I was wondering how they would do the transaction that's all.
mojo
What do you think they'll do, Camaro?
Seller opens another account at his brokerage and transfers the stock over for the buyer.
Then the buyer sends a payment into the broker to be registered in the seller's other account?
Not sure what they can do but it's interesting.
mojo
edbk:
"math of bk...it can be confusing...liabilities are listed as fact but are they?...ie claims awaiting adjustment...assets listed at liquidation and /or depreciation value...the old mark to mark trick...Kmart did not hide any assets they were given the depreciation...value not market...that is the argument...orderly liquidation plus are these claims "real"" - Yes, simplifying some statements into hypothetical functions using the Estate figures can, nonetheless, be constructive to a degree. Shareholders are suffering from limited information that is characteristic of Pink Sheet stocks that don't have the same reporting requirements.
"the wamuq bk was interesting but this was a different bk, assets were greater than liabilities, but the board ceo did not fight for the company" - Killinger tried, but was a glorified loan broker, not an MBA and trusted by the Street without reservations.

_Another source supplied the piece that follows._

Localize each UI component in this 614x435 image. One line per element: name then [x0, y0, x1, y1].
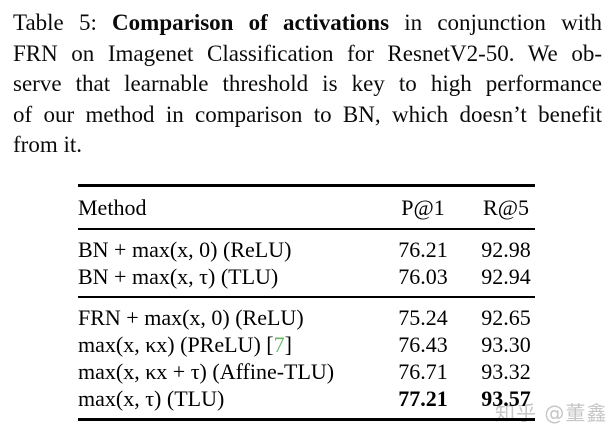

"aig fnnma usg gra the board ceo fought hard this in my opinion is why wamuq turn out like it did kmart immediately went with sears with all real estate now at fair market value" - OK
"i think that lehm ceo/board is fighting for this company plus like wamuq the nol will be use. there is just two much money to be made" - $55B to $70B in NOLs is a lot of tax credits and I don't see the Debtors giving those away for nothing even if it means additional 20%+ of position write downs. Yes, Fuld has a lot to answer for, helped establish ridiculous loan requirements at the Aurora subsidiary, lost millions in personal wealth, and chased around BAC, Buffet & others ad nauseum, but he was a trained & educated banking professional with a prestigious book of business.